In a decision which underlined that it is not in every case that landowners assume legal responsibility for the safety of their contractors, a tree surgeon who was terribly injured in a 50-foot fall from a dying conker tree has received a judge's 'enormous sympathy' – but has failed in a multi-million-pound compensation claim against the National Trust.
The young man was left permanently confined to a wheelchair by spinal injuries after falling from a badly diseased tree within the grounds of a Trust property. The firm for which he worked had been contracted by the Trust to fell the tree in sections, a task for which he was said not to be adequately qualified.
His lawyers argued that the Trust had failed in its duty to ensure that the firm was capable of performing the job safely and that its workers were adequately insured. However, in dismissing his claim, the Court found that the Trust owed him no such duty of care and had acted reasonably.
Noting that a tree surgeon's life was necessarily hazardous, the Court found that the felling team would have been well aware that the bleeding canker and honey fungus-infected tree posed a risk. The Trust had taken sufficient steps to check the firm’s credentials and had not assumed responsibility for the workmen’s safety.

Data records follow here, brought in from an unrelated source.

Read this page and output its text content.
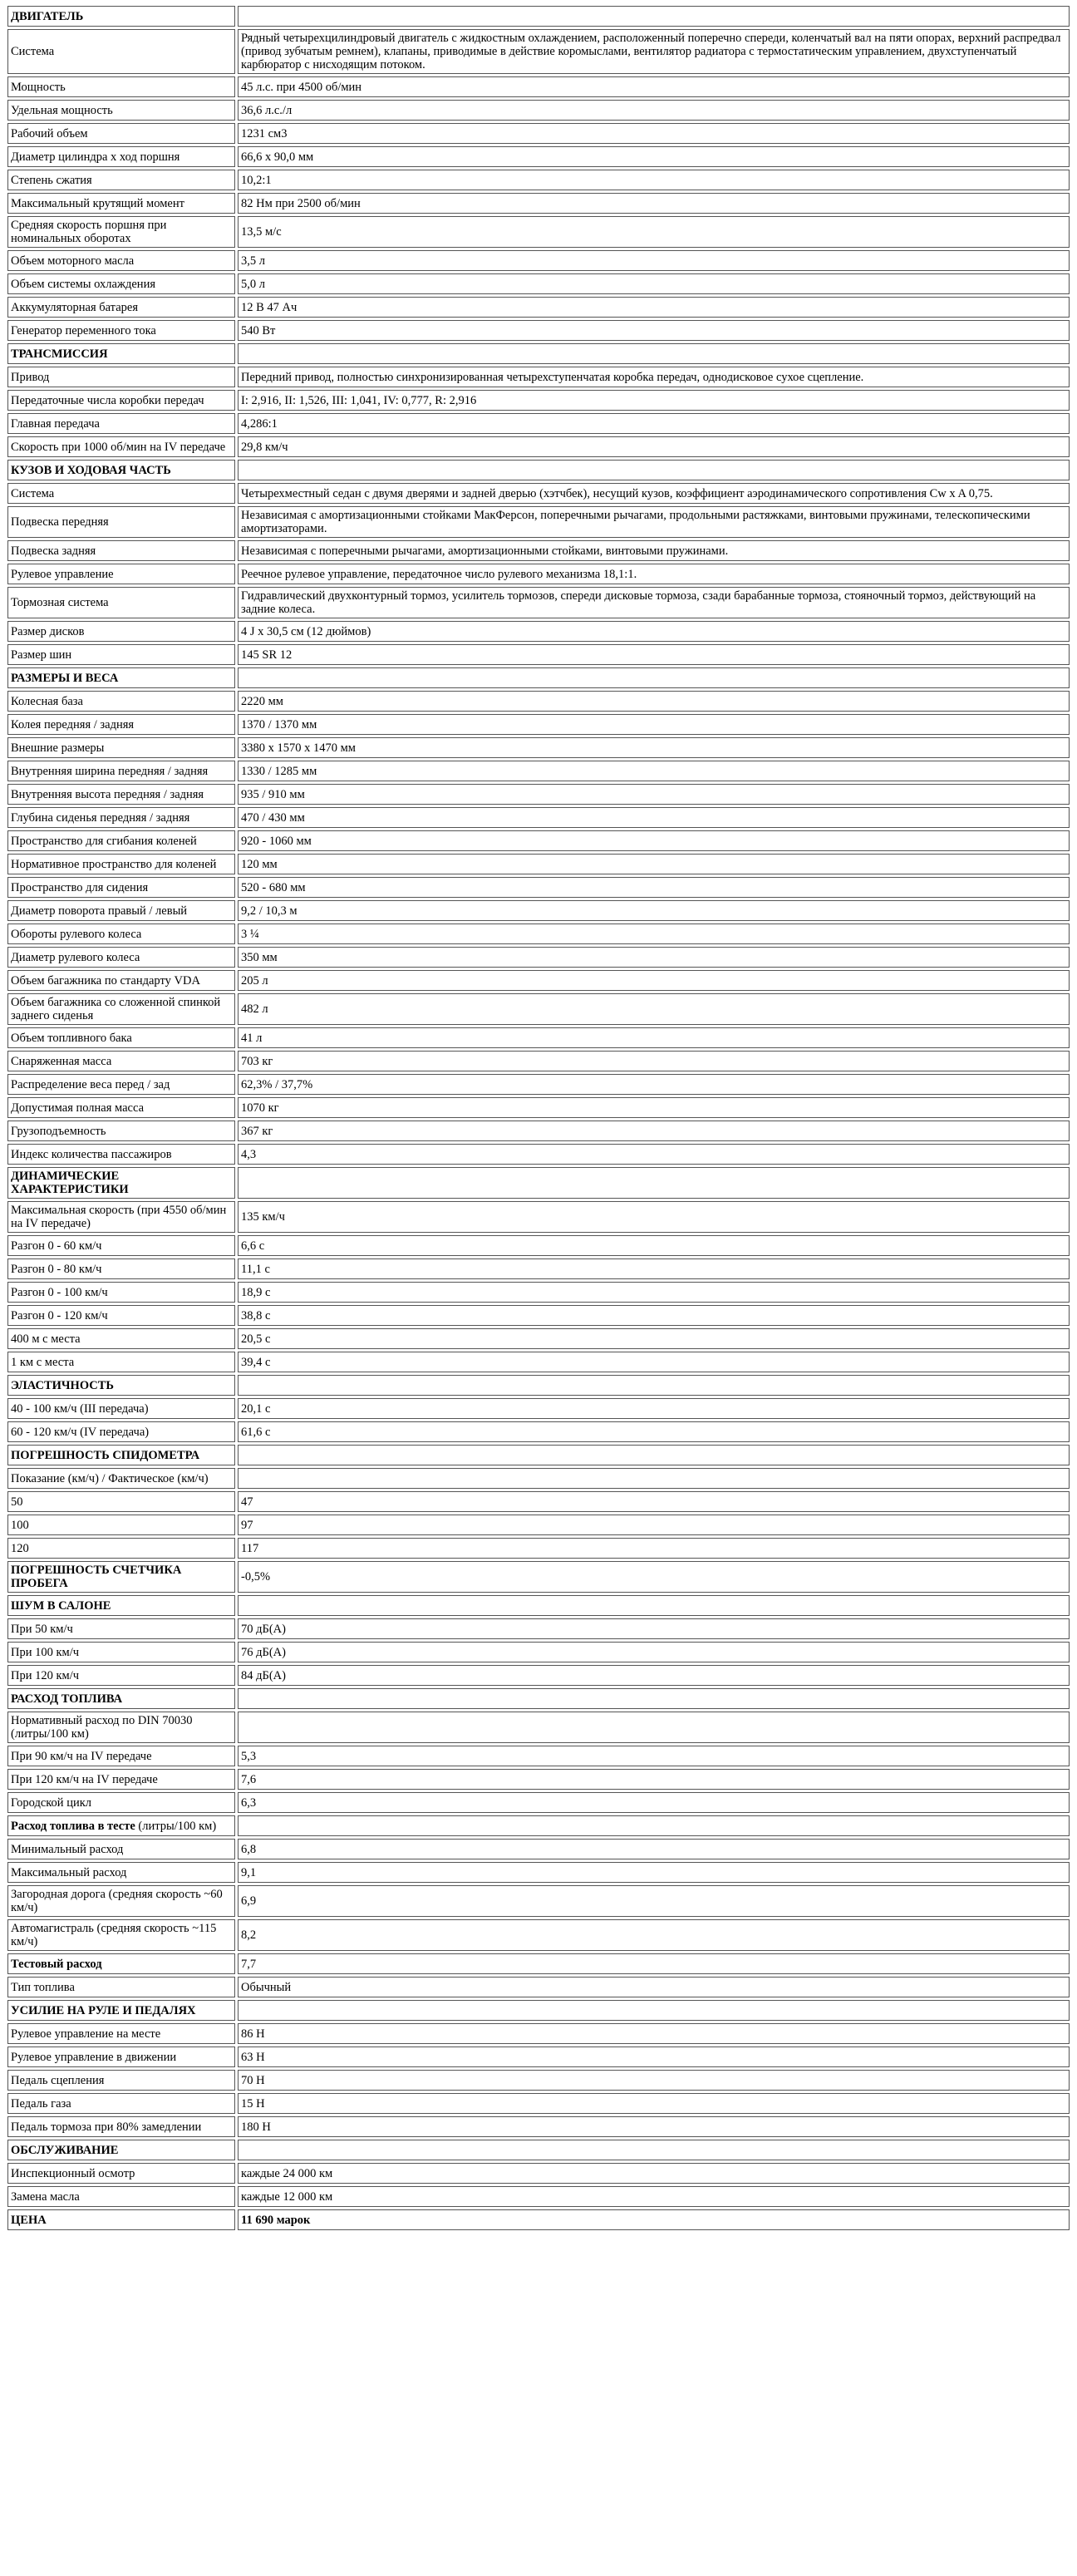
ДВИГАТЕЛЬ	
Система	Рядный четырехцилиндровый двигатель с жидкостным охлаждением, расположенный поперечно спереди, коленчатый вал на пяти опорах, верхний распредвал (привод зубчатым ремнем), клапаны, приводимые в действие коромыслами, вентилятор радиатора с термостатическим управлением, двухступенчатый карбюратор с нисходящим потоком.
Мощность	45 л.с. при 4500 об/мин
Удельная мощность	36,6 л.с./л
Рабочий объем	1231 см3
Диаметр цилиндра x ход поршня	66,6 x 90,0 мм
Степень сжатия	10,2:1
Максимальный крутящий момент	82 Нм при 2500 об/мин
Средняя скорость поршня при номинальных оборотах	13,5 м/с
Объем моторного масла	3,5 л
Объем системы охлаждения	5,0 л
Аккумуляторная батарея	12 В 47 Ач
Генератор переменного тока	540 Вт
ТРАНСМИССИЯ	
Привод	Передний привод, полностью синхронизированная четырехступенчатая коробка передач, однодисковое сухое сцепление.
Передаточные числа коробки передач	I: 2,916, II: 1,526, III: 1,041, IV: 0,777, R: 2,916
Главная передача	4,286:1
Скорость при 1000 об/мин на IV передаче	29,8 км/ч
КУЗОВ И ХОДОВАЯ ЧАСТЬ	
Система	Четырехместный седан с двумя дверями и задней дверью (хэтчбек), несущий кузов, коэффициент аэродинамического сопротивления Cw x A 0,75.
Подвеска передняя	Независимая с амортизационными стойками МакФерсон, поперечными рычагами, продольными растяжками, винтовыми пружинами, телескопическими амортизаторами.
Подвеска задняя	Независимая с поперечными рычагами, амортизационными стойками, винтовыми пружинами.
Рулевое управление	Реечное рулевое управление, передаточное число рулевого механизма 18,1:1.
Тормозная система	Гидравлический двухконтурный тормоз, усилитель тормозов, спереди дисковые тормоза, сзади барабанные тормоза, стояночный тормоз, действующий на задние колеса.
Размер дисков	4 J x 30,5 см (12 дюймов)
Размер шин	145 SR 12
РАЗМЕРЫ И ВЕСА	
Колесная база	2220 мм
Колея передняя / задняя	1370 / 1370 мм
Внешние размеры	3380 x 1570 x 1470 мм
Внутренняя ширина передняя / задняя	1330 / 1285 мм
Внутренняя высота передняя / задняя	935 / 910 мм
Глубина сиденья передняя / задняя	470 / 430 мм
Пространство для сгибания коленей	920 - 1060 мм
Нормативное пространство для коленей	120 мм
Пространство для сидения	520 - 680 мм
Диаметр поворота правый / левый	9,2 / 10,3 м
Обороты рулевого колеса	3 ¼
Диаметр рулевого колеса	350 мм
Объем багажника по стандарту VDA	205 л
Объем багажника со сложенной спинкой заднего сиденья	482 л
Объем топливного бака	41 л
Снаряженная масса	703 кг
Распределение веса перед / зад	62,3% / 37,7%
Допустимая полная масса	1070 кг
Грузоподъемность	367 кг
Индекс количества пассажиров	4,3
ДИНАМИЧЕСКИЕ ХАРАКТЕРИСТИКИ	
Максимальная скорость (при 4550 об/мин на IV передаче)	135 км/ч
Разгон 0 - 60 км/ч	6,6 с
Разгон 0 - 80 км/ч	11,1 с
Разгон 0 - 100 км/ч	18,9 с
Разгон 0 - 120 км/ч	38,8 с
400 м с места	20,5 с
1 км с места	39,4 с
ЭЛАСТИЧНОСТЬ	
40 - 100 км/ч (III передача)	20,1 с
60 - 120 км/ч (IV передача)	61,6 с
ПОГРЕШНОСТЬ СПИДОМЕТРА	
Показание (км/ч) / Фактическое (км/ч)	
50	47
100	97
120	117
ПОГРЕШНОСТЬ СЧЕТЧИКА ПРОБЕГА	-0,5%
ШУМ В САЛОНЕ	
При 50 км/ч	70 дБ(А)
При 100 км/ч	76 дБ(А)
При 120 км/ч	84 дБ(А)
РАСХОД ТОПЛИВА	
Нормативный расход по DIN 70030 (литры/100 км)	
При 90 км/ч на IV передаче	5,3
При 120 км/ч на IV передаче	7,6
Городской цикл	6,3
Расход топлива в тесте (литры/100 км)	
Минимальный расход	6,8
Максимальный расход	9,1
Загородная дорога (средняя скорость ~60 км/ч)	6,9
Автомагистраль (средняя скорость ~115 км/ч)	8,2
Тестовый расход	7,7
Тип топлива	Обычный
УСИЛИЕ НА РУЛЕ И ПЕДАЛЯХ	
Рулевое управление на месте	86 Н
Рулевое управление в движении	63 Н
Педаль сцепления	70 Н
Педаль газа	15 Н
Педаль тормоза при 80% замедлении	180 Н
ОБСЛУЖИВАНИЕ	
Инспекционный осмотр	каждые 24 000 км
Замена масла	каждые 12 000 км
ЦЕНА	11 690 марок
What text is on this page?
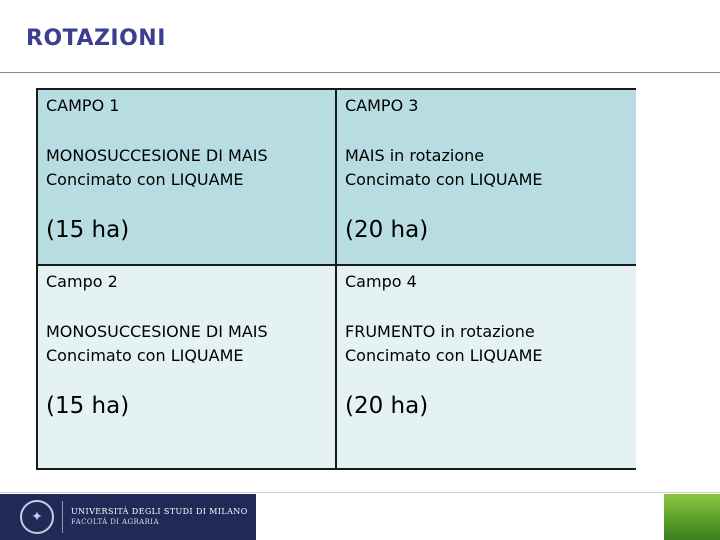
ROTAZIONI
CAMPO 1
MONOSUCCESIONE DI MAIS
Concimato con LIQUAME
(15 ha)
CAMPO 3
MAIS in rotazione
Concimato con LIQUAME
(20 ha)
Campo 2
MONOSUCCESIONE DI MAIS
Concimato con LIQUAME
(15 ha)
Campo 4
FRUMENTO in rotazione
Concimato con LIQUAME
(20 ha)
✦	UNIVERSITÀ DEGLI STUDI DI MILANO
FACOLTÀ DI AGRARIA
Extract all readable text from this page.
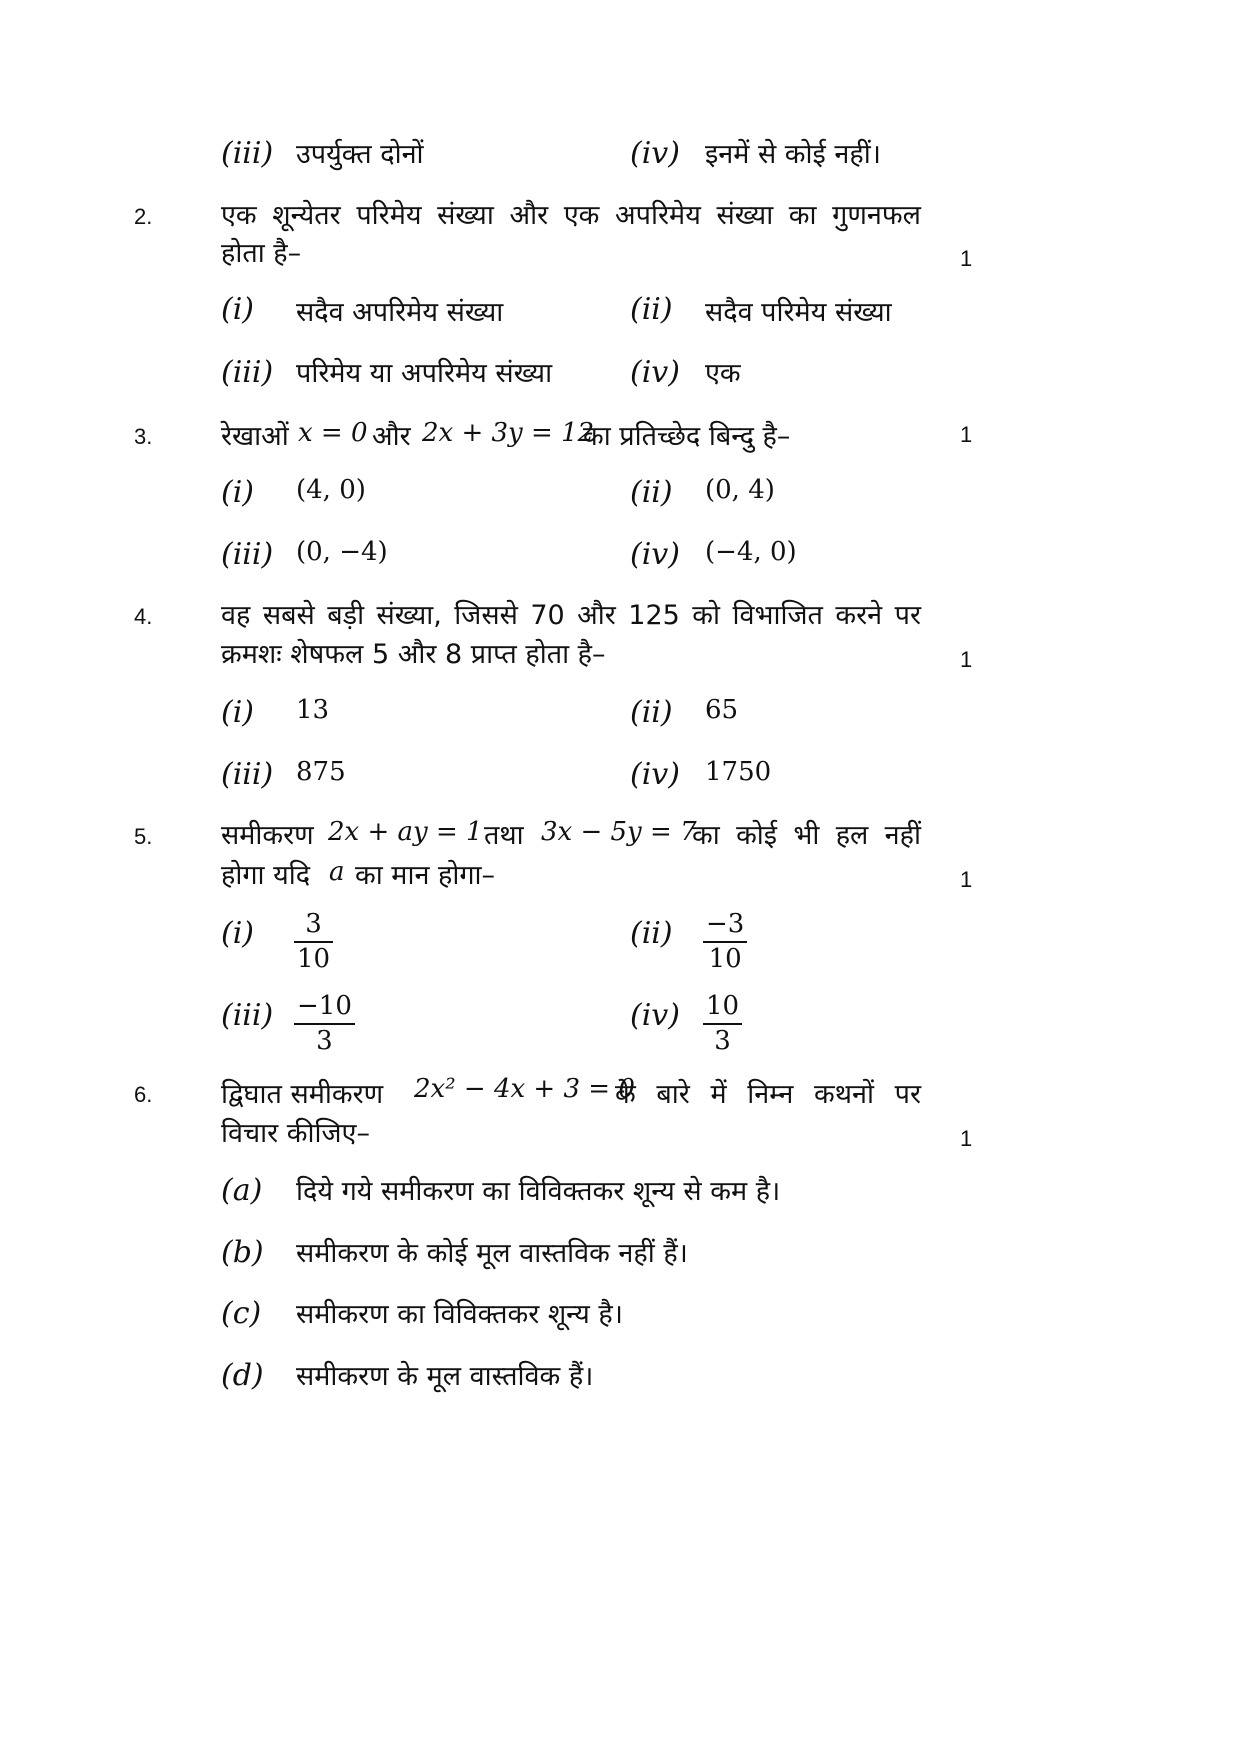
(iii) उपर्युक्त दोनों	(iv) इनमें से कोई नहीं।
2.	एक शून्येतर परिमेय संख्या और एक अपरिमेय संख्या का गुणनफल
होता है–	1
(i) सदैव अपरिमेय संख्या	(ii) सदैव परिमेय संख्या
(iii) परिमेय या अपरिमेय संख्या	(iv) एक
3.	रेखाओं x = 0 और 2x + 3y = 12
का प्रतिच्छेद बिन्दु है–	1
(i) (4, 0)	(ii) (0, 4)
(iii) (0, −4)	(iv) (−4, 0)
4.	वह सबसे बड़ी संख्या, जिससे 70 और 125 को विभाजित करने पर
क्रमशः शेषफल 5 और 8 प्राप्त होता है–	1
(i) 13	(ii) 65
(iii) 875	(iv) 1750
5.	समीकरण 2x + ay = 1 तथा 3x − 5y = 7
का कोई भी हल नहीं
होगा यदि a का मान होगा–	1
(i) 3
10
(ii) −3
10
(iii) −10
3
(iv) 10
3
6.	द्विघात समीकरण 2x² − 4x + 3 = 0
के बारे में निम्न कथनों पर
विचार कीजिए–	1
(a) दिये गये समीकरण का विविक्तकर शून्य से कम है।
(b) समीकरण के कोई मूल वास्तविक नहीं हैं।
(c) समीकरण का विविक्तकर शून्य है।
(d) समीकरण के मूल वास्तविक हैं।
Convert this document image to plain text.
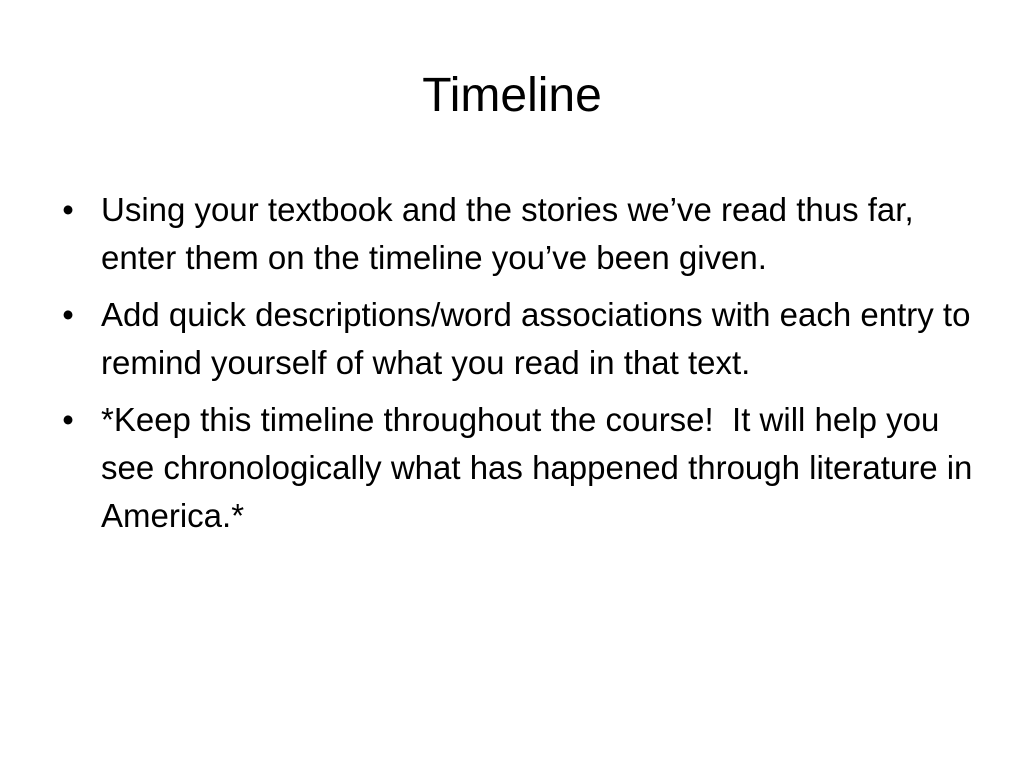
Timeline
• Using your textbook and the stories we’ve read thus far, enter them on the timeline you’ve been given.
• Add quick descriptions/word associations with each entry to remind yourself of what you read in that text.
• *Keep this timeline throughout the course!  It will help you see chronologically what has happened through literature in America.*
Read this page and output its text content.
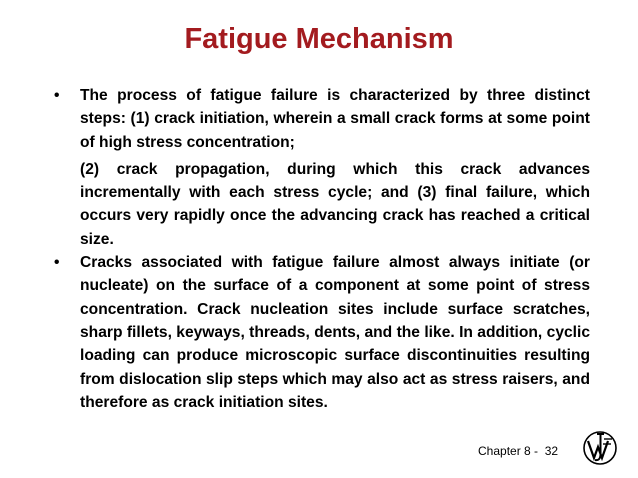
Fatigue Mechanism
• The process of fatigue failure is characterized by three distinct steps: (1) crack initiation, wherein a small crack forms at some point of high stress concentration;
(2) crack propagation, during which this crack advances incrementally with each stress cycle; and (3) final failure, which occurs very rapidly once the advancing crack has reached a critical size.
• Cracks associated with fatigue failure almost always initiate (or nucleate) on the surface of a component at some point of stress concentration. Crack nucleation sites include surface scratches, sharp fillets, keyways, threads, dents, and the like. In addition, cyclic loading can produce microscopic surface discontinuities resulting from dislocation slip steps which may also act as stress raisers, and therefore as crack initiation sites.
Chapter 8 - 32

The Trust warden could not have been expected to supervise the job any more closely than he did. He had regularly visited the site but had seen nothing to indicate that the team were working unsafely. There was nothing to put him on notice that the man was not qualified to carry out the work or that proper insurance was not in place. In those circumstances, it was not 'fair, just and reasonable' to impose a duty of care on the Trust.
The Court concluded, “The claimant suffered a fall which caused him grave injuries. They have radically altered his life and, in addition to the pain and suffering which he must have endured, they will have caused him very substantial financial loss. Anyone who learns of the case must have enormous sympathy for him.
"The Trust, or its insurers, undoubtedly has a deeper pocket than he does. If the question before me was which of the two was best placed to shoulder these losses there could be only one answer. That is not the question which I have to address. The claimant is entitled to compensation from the Trust if, and only if, the Trust owed him a relevant duty of care. I have concluded that it did not.”